The hummocks become foothills and the foothills mountains. They are close to home now, he can sense it. The varieties of trees, the texture of the air, a smell of wild mint halfway up a climb, the bright round pebbles in a streambed: all these are memories, or run parallel to memories. Like oxen, pulling through the rainy dark, maybe there is something in him too, some magnet pulling him homeward.

By the time they come over a ridge and descend a trail to the river road, news of the fall of the city has reached the villages. He keeps the girl bound at the wrists with the rope attached and to each person they pass he tells the same story: victory was glorious; all honor to the sultan, may God keep him; he has sent me home with my rewards. Despite his face, no one seems to begrudge him, and though many eye the dirty bundle and sack he carries, no one asks to see what's inside. A few carters even congratulate him and wish him well, and one gives him cheese, and another a basket of cucumbers.

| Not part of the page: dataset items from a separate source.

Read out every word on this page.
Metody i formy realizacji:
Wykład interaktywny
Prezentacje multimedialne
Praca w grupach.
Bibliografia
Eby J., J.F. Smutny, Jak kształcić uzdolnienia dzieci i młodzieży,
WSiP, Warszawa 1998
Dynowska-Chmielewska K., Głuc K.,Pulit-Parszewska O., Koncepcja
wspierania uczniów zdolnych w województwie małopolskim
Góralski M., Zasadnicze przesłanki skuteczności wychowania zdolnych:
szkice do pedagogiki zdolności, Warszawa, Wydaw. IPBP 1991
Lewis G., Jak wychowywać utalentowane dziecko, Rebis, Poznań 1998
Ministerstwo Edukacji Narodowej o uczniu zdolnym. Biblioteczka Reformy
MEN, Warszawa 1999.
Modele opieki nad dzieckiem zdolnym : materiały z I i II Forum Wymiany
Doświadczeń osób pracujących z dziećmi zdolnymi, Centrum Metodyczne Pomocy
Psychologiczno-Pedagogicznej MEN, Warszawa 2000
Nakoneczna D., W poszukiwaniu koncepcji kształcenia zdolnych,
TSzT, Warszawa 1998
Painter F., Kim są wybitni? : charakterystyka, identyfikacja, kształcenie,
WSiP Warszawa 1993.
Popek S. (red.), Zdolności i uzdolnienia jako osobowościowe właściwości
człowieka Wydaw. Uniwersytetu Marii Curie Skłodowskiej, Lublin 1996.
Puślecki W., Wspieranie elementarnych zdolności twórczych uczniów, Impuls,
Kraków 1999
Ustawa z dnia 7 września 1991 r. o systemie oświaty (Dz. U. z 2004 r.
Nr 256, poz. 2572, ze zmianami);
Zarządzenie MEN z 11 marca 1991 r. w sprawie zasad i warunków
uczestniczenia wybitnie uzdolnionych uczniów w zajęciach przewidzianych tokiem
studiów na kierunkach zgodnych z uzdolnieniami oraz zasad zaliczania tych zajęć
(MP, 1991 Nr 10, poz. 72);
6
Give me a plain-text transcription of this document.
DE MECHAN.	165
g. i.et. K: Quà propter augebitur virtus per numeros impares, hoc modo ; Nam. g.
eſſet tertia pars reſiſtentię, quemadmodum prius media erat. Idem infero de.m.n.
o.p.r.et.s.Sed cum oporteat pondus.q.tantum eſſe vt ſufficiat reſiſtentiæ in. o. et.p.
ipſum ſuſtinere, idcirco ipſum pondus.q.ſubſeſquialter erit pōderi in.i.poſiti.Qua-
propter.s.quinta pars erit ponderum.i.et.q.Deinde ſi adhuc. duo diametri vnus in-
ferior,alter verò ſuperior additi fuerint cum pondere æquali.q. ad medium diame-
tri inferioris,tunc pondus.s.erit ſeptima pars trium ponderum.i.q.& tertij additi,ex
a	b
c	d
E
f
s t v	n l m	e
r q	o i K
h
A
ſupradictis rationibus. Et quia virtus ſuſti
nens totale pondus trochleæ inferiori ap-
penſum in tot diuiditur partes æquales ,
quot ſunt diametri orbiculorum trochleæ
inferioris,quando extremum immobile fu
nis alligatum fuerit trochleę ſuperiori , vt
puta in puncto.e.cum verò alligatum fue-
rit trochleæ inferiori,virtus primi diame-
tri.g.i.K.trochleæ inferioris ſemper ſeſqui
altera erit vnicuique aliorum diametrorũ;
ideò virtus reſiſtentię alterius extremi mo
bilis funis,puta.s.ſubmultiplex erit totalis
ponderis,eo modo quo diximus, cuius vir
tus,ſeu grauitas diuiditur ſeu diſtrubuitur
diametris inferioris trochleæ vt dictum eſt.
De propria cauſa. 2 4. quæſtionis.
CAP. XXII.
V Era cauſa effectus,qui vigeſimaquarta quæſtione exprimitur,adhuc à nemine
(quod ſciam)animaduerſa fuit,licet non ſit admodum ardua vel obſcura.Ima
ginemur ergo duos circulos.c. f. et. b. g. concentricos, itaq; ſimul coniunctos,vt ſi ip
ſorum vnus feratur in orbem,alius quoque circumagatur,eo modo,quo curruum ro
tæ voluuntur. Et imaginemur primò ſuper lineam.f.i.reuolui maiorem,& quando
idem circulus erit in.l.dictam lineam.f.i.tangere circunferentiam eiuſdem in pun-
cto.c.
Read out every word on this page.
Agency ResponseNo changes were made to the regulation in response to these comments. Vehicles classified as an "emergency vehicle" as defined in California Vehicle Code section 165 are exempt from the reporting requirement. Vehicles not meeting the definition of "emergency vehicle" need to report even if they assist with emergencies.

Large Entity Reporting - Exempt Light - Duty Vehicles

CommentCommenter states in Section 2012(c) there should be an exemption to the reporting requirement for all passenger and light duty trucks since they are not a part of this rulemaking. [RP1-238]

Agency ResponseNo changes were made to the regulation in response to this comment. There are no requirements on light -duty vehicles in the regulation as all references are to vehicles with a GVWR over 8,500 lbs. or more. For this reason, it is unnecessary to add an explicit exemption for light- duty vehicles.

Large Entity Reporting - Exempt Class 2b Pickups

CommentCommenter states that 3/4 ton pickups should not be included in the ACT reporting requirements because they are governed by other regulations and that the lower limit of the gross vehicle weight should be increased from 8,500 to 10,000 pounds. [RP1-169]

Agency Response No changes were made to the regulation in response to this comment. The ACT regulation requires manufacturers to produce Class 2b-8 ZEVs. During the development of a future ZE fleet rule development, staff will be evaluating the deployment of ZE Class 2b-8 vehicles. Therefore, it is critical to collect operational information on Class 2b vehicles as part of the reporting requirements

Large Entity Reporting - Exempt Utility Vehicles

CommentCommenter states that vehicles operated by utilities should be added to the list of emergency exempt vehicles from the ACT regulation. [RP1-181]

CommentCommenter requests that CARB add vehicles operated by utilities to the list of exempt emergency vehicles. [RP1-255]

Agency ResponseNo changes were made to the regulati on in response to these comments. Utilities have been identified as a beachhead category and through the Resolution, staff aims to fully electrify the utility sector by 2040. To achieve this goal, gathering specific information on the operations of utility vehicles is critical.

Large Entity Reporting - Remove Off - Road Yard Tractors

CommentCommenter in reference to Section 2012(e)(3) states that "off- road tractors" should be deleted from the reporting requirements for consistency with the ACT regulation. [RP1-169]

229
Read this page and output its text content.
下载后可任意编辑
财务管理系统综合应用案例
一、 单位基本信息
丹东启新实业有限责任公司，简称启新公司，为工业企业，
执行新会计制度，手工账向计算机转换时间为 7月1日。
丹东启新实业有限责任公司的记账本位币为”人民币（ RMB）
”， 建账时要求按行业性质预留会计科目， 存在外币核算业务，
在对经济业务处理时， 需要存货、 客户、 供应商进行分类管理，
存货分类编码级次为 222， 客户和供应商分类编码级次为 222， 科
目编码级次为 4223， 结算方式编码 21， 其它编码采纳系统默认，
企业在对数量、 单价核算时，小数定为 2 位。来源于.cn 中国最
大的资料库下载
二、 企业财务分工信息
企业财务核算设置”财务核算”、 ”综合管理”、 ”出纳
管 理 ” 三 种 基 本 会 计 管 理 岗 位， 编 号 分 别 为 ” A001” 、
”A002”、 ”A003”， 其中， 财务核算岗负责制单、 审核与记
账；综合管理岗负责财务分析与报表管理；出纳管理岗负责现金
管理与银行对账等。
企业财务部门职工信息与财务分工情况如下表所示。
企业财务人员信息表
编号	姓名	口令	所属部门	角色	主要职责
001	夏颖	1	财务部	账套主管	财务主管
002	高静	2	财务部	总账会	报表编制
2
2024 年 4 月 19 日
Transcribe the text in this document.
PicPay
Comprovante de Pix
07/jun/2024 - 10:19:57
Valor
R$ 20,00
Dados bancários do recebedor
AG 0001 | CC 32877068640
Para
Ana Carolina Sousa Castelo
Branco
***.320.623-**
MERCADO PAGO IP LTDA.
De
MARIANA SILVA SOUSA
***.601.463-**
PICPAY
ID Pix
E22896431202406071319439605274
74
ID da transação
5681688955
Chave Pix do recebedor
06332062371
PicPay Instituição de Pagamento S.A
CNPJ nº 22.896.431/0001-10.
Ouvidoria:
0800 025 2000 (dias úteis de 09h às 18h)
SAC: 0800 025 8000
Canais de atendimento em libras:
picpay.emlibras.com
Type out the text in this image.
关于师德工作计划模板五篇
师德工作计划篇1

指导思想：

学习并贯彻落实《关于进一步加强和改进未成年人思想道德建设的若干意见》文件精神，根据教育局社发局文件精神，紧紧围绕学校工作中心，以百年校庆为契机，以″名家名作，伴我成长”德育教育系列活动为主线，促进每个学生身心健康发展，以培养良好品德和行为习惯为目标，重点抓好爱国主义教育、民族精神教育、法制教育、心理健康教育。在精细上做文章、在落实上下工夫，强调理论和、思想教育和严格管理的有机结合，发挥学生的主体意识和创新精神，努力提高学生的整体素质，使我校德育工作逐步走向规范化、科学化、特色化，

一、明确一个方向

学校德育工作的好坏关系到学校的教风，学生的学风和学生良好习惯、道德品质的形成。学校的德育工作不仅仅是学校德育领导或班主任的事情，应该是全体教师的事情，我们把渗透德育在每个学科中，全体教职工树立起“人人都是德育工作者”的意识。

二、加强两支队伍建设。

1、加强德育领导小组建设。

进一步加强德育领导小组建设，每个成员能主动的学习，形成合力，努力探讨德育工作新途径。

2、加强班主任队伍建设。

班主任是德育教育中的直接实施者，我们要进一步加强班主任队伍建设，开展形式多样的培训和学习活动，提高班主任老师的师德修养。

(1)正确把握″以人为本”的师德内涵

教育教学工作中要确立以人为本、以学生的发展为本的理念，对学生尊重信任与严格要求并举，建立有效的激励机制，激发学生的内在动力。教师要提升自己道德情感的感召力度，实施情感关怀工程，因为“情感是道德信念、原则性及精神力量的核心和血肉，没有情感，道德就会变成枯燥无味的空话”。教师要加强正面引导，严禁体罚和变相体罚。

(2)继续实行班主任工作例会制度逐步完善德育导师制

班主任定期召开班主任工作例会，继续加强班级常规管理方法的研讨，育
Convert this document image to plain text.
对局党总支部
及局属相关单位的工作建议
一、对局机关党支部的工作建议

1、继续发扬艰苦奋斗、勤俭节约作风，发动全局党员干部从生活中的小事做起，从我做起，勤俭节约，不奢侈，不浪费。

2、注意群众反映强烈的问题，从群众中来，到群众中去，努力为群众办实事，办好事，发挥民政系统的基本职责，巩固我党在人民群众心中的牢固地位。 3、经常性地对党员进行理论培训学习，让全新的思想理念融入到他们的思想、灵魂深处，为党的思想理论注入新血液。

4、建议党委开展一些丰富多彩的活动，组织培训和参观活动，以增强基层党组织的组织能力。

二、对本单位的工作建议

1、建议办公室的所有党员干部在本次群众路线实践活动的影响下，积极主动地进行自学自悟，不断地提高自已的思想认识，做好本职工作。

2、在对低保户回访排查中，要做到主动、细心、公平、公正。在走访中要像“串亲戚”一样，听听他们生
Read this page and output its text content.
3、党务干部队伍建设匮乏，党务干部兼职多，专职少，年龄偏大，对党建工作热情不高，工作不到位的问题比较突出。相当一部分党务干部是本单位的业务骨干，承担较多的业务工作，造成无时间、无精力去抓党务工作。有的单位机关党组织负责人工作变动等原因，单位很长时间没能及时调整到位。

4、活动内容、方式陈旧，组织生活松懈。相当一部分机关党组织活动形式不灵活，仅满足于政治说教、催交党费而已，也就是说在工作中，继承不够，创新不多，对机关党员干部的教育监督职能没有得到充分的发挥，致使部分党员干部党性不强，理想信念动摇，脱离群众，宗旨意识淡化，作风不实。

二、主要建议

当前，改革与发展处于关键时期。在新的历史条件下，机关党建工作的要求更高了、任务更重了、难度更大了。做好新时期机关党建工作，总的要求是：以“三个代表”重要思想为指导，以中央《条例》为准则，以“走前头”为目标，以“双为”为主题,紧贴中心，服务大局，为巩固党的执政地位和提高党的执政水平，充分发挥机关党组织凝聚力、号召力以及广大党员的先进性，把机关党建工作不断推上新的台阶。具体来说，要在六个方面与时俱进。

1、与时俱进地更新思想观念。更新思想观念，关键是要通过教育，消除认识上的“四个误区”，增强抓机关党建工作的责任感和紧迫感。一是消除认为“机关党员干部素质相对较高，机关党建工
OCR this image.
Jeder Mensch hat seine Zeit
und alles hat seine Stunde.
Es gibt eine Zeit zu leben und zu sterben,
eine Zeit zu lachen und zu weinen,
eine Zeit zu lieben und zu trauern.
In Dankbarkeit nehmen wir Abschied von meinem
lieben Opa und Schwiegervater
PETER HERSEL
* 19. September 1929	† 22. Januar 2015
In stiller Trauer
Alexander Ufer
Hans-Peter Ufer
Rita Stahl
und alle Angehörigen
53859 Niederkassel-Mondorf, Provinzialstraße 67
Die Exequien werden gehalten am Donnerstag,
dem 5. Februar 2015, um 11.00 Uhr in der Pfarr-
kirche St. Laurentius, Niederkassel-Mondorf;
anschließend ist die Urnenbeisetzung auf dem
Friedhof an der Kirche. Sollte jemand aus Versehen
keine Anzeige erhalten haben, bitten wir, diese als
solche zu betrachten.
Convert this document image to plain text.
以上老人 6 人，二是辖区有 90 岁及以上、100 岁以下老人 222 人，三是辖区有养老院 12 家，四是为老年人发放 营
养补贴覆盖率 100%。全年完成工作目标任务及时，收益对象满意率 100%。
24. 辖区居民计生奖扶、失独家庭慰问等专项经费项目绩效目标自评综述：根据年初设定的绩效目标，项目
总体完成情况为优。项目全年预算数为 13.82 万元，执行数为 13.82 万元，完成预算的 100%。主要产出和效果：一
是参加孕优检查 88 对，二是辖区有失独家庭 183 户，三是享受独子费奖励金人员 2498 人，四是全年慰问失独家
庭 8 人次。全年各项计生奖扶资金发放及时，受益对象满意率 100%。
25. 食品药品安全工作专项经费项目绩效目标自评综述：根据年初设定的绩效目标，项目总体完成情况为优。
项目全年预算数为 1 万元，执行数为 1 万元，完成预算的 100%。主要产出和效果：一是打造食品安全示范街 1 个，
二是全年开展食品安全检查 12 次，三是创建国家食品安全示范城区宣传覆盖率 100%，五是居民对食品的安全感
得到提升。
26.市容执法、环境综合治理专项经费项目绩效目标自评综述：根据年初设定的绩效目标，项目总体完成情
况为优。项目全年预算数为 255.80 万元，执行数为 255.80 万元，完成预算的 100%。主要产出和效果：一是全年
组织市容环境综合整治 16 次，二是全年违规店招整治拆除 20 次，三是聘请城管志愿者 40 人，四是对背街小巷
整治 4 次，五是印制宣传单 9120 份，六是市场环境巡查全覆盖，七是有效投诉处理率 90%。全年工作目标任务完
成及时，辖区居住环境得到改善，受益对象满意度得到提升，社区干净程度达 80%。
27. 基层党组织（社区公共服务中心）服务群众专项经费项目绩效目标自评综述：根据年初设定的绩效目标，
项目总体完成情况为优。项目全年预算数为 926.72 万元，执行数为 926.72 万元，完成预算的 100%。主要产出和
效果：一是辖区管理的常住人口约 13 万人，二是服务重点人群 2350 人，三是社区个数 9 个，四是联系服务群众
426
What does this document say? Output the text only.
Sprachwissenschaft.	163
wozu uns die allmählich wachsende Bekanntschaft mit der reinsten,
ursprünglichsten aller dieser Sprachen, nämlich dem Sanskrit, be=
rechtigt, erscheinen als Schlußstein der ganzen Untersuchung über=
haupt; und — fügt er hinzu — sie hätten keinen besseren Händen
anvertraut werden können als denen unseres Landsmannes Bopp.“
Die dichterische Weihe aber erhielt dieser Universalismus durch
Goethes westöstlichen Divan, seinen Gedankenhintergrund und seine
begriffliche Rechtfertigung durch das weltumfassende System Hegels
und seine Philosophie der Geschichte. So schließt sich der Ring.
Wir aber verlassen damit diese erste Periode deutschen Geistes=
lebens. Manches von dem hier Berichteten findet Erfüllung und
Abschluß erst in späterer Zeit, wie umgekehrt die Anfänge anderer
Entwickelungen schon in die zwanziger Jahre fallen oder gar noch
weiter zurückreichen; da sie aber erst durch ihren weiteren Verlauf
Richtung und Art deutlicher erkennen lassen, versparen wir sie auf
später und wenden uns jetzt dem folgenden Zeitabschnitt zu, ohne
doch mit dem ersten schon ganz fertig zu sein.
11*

Soon they near the tall black gorge where the road pinches and the log-bridge extends over the narrows. A few carts come and go; two women drive a gaggle of geese across, on their way to market.
Omeir listens to the river cut deeper through the gorge and then they're across.

In the dusk they pass the village where he was born. A half mile from home, he leads her off the road and to a bluff above the river and they stop beneath the spread boughs of the half-hollow yew.

“The children,” he says, “say that this tree is as old as the first men, and that on the darkest nights their ghosts dance in its shade.” The tree waves its thousand branches in the moonlight. She watches him, eyes alert. He points into its crown, then at the sack she keeps clutched to her chest.